I’ve noticed more than a couple of posts recently from “dad blogs” that I frequent (on an semi-infrequent basis) that have decided to call it quits. They cite several reasons for the demise (many which I myself have struggled with from time to time, and a few that I have not).
My observations is that there seems to be an informal threshold of somewhere in the four to six year lifespan on blogging. This frightens me a little bit. I am well through my fifth year, and quickly approaching my sixth year – and the quantity (and maybe even quality) of content on FOF is also waning.
I’d be lying if I were to tell you that I have not contemplated the idea a couple of times. I mean, after six years – how much more is there to talk about? When I do have a little moment of inspiration to write about something – the first thing that often pops up in my mind is… “Wait, didn’t you already write about that?” (And frequently, the answer is yes.)
I certainly cannot deny that my involvement, commitment, and interaction with FOF has changed over the years. I have gone from a almost 200 post per year rate down to (so far this year) only 51 posts. Many things contribute to this - my available time, my available energy, my available creativity. Yet, here I am – once again investing a little more of that precious time, energy, and creativity to share my thoughts with someone(?), anyone(?), no one(?) here on “The Life of a Father of Five”.
It also has to be said… Facebook has drastically changed (not only) the blogging community, but truthfully all social media and (I think one could argue) the internet as a whole.
I don’t vilify or regret my involvement with FB. In fact, it is quite the opposite. I have had wonderful experiences connecting with old friends, as well as enhancing new friendships (many which started through blogging) on FB. FB offers a different level of interaction and connection with people that blogging does not offer. Yet, let’s not forget the inverse sentiment. A blog offers something different (more) than FB offers.
I have found myself (like many others have) asking “why”. Why maintain this blog? I have numerous partial (unfinished) posts, numerous planned posts, and even more “missed opportunity” posts occupying space in my brain. It gets a bit overwhelming at times. So far I have been very careful (and to a certain point, succusful) in drawing a line in the sand, and have kept FOF an enjoyable outlet vs just another task to add to my already busy and hectic schedule. Maybe that is what keeps it working for me.
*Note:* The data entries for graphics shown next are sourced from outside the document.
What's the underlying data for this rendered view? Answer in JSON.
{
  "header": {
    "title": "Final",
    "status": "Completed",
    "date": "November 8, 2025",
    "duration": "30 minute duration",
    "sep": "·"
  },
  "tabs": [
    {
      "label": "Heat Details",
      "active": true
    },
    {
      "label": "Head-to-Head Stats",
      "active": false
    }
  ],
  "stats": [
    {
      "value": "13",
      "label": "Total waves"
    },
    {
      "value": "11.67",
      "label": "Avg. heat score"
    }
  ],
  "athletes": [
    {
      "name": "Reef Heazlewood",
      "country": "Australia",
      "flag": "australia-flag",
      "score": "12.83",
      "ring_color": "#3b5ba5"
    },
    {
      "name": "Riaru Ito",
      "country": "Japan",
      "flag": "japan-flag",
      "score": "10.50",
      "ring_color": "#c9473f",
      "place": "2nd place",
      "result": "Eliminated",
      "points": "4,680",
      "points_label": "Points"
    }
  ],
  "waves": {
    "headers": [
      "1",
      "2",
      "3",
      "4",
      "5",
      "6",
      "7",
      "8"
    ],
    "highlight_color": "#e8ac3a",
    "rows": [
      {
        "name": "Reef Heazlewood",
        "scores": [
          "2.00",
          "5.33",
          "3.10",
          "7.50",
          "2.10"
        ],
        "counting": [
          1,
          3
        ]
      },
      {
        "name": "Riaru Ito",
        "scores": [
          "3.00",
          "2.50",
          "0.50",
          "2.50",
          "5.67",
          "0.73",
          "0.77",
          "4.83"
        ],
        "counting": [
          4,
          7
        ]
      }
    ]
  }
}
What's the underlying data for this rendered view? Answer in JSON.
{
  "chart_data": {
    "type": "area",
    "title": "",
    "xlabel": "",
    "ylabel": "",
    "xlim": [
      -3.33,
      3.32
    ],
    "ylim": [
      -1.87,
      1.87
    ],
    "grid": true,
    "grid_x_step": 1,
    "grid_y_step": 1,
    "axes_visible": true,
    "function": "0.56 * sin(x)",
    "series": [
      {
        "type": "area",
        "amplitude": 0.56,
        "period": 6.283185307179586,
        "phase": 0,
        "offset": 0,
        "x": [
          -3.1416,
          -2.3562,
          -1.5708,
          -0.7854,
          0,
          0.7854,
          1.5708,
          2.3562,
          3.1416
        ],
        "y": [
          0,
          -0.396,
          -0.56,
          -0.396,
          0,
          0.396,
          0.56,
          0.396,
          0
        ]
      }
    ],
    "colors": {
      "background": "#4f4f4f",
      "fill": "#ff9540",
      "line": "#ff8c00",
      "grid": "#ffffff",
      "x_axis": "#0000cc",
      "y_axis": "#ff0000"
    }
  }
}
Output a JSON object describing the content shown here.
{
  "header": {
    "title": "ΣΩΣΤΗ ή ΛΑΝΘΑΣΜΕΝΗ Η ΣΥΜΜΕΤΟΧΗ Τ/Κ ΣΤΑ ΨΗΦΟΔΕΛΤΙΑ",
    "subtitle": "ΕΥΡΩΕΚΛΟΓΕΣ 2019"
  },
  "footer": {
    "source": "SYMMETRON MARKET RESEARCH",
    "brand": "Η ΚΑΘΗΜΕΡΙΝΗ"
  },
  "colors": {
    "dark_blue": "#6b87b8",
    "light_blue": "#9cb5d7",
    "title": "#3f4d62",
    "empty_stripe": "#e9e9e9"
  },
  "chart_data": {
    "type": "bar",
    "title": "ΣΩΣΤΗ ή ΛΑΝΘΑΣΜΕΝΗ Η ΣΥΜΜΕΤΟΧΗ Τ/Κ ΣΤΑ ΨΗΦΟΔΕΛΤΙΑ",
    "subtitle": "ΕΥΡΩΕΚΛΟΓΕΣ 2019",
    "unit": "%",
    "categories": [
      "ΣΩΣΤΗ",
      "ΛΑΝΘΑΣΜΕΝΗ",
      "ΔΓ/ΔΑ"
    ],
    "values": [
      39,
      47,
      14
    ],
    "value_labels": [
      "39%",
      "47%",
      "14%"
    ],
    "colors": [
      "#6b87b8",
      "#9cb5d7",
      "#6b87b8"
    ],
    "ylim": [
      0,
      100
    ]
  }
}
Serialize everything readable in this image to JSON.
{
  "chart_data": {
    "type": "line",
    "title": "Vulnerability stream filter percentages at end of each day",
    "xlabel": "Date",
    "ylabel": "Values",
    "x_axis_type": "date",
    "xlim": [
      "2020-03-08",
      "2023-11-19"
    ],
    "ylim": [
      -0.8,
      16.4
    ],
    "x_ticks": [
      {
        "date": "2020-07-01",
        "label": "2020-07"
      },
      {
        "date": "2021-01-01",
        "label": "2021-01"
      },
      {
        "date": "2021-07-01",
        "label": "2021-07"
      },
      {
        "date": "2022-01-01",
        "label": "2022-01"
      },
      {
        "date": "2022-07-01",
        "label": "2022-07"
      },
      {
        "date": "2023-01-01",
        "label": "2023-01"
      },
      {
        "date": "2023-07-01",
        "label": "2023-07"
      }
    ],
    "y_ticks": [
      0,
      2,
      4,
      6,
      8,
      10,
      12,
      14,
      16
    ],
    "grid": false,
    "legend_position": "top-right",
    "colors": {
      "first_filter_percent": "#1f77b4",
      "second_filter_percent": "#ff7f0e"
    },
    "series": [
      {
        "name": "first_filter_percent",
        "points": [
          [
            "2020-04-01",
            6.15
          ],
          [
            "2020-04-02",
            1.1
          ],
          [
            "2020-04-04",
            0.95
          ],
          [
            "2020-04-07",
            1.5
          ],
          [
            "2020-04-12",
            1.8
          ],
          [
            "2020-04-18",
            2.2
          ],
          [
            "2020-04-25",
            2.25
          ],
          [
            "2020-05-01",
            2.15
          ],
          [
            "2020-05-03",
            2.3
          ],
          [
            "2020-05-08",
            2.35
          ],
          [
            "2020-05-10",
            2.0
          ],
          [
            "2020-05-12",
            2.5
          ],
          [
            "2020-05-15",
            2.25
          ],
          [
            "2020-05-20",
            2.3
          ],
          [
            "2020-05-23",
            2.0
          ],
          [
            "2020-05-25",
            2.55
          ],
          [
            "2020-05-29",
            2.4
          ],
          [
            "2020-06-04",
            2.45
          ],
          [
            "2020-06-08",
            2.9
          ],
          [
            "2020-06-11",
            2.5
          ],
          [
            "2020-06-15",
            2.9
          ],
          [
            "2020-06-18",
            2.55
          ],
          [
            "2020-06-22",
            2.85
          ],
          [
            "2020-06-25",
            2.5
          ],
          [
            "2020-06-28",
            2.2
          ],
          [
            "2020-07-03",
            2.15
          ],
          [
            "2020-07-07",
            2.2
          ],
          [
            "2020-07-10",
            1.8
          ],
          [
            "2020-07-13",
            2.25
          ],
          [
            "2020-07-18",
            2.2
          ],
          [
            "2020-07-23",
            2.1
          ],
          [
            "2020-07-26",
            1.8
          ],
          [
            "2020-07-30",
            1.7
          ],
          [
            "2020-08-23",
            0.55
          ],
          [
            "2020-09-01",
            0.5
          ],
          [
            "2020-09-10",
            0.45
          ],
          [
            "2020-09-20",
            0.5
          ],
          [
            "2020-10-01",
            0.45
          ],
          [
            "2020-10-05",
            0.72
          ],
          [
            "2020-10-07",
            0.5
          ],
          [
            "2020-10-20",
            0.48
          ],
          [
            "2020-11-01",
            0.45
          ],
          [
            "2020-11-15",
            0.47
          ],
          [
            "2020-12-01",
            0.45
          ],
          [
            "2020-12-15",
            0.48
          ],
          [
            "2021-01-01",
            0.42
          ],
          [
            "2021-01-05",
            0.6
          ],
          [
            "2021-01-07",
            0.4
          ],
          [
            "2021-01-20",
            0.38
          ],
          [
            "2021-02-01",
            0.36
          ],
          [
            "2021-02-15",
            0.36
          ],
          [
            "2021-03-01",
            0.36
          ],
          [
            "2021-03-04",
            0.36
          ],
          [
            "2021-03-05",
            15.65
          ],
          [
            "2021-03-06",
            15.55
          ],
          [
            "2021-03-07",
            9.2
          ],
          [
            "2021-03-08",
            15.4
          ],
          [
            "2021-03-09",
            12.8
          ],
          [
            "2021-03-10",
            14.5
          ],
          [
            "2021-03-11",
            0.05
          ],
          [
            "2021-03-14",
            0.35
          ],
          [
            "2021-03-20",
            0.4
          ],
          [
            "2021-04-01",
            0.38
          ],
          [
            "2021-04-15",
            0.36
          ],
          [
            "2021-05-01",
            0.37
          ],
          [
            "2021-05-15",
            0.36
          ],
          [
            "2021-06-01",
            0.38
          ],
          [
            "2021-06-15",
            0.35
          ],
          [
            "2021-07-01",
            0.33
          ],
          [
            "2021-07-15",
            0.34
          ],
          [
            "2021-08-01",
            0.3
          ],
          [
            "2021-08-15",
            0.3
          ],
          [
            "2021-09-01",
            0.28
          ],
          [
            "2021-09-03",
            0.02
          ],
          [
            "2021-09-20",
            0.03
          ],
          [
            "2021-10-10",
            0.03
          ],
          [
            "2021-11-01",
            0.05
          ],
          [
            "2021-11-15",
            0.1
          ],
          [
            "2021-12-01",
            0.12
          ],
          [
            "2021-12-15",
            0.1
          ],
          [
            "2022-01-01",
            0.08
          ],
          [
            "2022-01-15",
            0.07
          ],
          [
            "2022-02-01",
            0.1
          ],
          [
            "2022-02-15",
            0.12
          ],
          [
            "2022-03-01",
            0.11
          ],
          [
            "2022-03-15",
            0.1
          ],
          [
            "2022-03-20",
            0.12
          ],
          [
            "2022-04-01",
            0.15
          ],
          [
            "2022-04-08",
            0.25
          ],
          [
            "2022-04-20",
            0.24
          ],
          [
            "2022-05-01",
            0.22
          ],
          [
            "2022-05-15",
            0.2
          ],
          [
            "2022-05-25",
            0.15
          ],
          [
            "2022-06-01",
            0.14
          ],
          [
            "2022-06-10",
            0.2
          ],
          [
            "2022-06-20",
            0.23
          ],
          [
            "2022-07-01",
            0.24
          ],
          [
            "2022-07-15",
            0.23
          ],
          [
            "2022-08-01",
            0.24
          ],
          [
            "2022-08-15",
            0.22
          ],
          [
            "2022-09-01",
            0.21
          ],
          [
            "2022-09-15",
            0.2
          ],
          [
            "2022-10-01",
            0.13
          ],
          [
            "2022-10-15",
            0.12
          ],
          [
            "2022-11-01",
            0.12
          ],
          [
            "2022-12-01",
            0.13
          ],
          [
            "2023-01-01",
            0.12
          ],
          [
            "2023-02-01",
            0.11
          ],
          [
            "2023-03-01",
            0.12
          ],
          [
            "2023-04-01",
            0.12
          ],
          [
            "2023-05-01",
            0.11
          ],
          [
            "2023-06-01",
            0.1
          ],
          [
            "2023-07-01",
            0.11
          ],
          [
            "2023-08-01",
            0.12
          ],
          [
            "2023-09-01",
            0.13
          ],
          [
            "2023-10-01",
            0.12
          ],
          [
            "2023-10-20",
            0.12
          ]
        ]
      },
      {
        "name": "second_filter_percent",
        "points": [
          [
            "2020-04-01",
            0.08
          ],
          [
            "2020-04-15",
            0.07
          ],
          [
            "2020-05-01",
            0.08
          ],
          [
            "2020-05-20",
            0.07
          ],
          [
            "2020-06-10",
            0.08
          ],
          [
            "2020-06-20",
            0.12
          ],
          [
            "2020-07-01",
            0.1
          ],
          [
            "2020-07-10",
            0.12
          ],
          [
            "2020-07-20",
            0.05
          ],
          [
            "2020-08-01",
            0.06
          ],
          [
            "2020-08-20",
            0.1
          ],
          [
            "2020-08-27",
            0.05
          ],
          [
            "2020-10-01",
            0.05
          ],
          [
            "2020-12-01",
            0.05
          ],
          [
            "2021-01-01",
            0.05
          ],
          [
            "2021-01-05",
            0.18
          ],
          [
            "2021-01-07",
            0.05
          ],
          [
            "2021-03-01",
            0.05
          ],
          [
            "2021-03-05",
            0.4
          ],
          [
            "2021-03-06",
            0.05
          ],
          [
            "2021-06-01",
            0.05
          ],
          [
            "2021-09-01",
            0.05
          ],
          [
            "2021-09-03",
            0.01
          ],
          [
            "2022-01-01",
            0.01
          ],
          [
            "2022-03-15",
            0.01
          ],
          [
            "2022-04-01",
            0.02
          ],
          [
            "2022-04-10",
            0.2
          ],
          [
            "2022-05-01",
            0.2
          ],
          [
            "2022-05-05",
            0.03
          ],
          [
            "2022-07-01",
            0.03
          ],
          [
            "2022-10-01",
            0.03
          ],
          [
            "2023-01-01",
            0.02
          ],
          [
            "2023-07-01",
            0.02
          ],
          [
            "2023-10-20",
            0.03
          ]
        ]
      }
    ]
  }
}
Here is what I know to be true. FOF is MY little slice of the internet. I control the content. I control the interaction. I control the privacy. I control the layout. The Life of a Father of Five is what I WANT IT TO BE, and that is what is important to me. If I choose to post once a day, or once a week, or once a month, or once a year, it does not matter. If I get a thousand hits a day or only one, it does not matter. If anyone actually reads my content or not, it doesn’t matter (goodness knows I am not winning any literary awards for my meaningless drivel) – and I am satisfied with it that way!
Life has a way of changing and so it would go without saying that FOF has and will continue to ebb and flow much in the same way. Even though I may not be present here as often as I may have in the past – I have no intentions of calling it quits. The feelings I have expressed, the experiences I have shared, the things I have learned, the friends I have made are and will continue to be an important part of who I am.
And as far as those that may still be here with me on this journey (and God willing, enjoying the ride), I thank you. Thank you for allowing me to express my feelings, share my experiences, and learn a little bit together. You all have become some of the best friends around – real or virtual. You all are the frosting on the cake of “The Life of a Father of Five”.